APRA has now written to industry advising that it is updating the following proposals:

  • Lifetime default tenure limit of 10 years: APRA’s original proposal was to impose a lifetime default tenure limit of 10 years for non-executive directors at a regulated entity. APRA now proposes a hard tenure limit of 12 years with short extensions in limited circumstances. APRA believes a hard tenure limit is necessary to improve board renewal practices but acknowledges that 12 years is more aligned with existing board arrangements and cycles.
  • Two independent directors: APRA originally proposed that at least two independent directors (including the chair) on regulated entity boards are not members of any other board within the group. This proposal will not proceed as originally proposed. However, APRA remains focused on addressing the management of intra-group conflicts via updates to its governance standards.
  • Early engagement on responsible person appointments and succession planning: The proposal to require significant financial institutions to engage early with APRA on responsible person appointments and succession planning will not proceed. APRA still considers early engagement on critical appointments to be best practice. However, APRA will not make it a legal requirement given the process and privacy risks.

These changes will be formally consulted on in Q2 of 2026.
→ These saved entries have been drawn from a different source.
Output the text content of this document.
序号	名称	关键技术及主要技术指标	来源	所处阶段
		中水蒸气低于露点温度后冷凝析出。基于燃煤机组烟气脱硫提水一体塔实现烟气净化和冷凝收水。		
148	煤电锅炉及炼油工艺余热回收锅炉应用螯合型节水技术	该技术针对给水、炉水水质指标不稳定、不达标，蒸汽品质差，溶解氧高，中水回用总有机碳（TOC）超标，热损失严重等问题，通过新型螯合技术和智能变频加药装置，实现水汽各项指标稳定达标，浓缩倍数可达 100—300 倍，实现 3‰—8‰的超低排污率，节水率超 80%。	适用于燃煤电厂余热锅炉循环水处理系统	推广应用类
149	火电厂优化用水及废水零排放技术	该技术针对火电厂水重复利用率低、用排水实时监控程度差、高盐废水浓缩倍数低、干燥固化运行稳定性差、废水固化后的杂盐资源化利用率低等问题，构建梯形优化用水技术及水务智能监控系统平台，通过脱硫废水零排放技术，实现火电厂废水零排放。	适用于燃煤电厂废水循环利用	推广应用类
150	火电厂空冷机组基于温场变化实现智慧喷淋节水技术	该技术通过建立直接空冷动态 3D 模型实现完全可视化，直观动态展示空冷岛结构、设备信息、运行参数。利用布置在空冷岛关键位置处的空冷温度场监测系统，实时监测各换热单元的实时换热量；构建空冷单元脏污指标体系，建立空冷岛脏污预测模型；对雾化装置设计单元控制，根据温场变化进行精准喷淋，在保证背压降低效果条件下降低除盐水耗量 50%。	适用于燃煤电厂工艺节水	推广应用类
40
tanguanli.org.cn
APRA is also clarifying or adjusting three other proposals where stakeholders have identified unintended consequences or suggested better ways to achieve APRA’s intended outcome:

  • APRA clarifies that, while its proposal requires regulated entities to identify and document the skills and capabilities needed for the board as a whole and for each individual director, it does not expect entities to define the requisite skills for each individual director role.
  • APRA intends to set out its proposal requiring regulated entities to consider perceived conflicts, in addition to actual and potential conflicts, in guidance only.
  • The requirement to have a register of relevant interests and duties will be extended to all regulated entities as proposed but APRA will not require banks and insurers to publish them.

Next steps

APRA will provide a comprehensive response to stakeholder feedback on its proposals with release of draft standards and guidance in Q2 of 2026.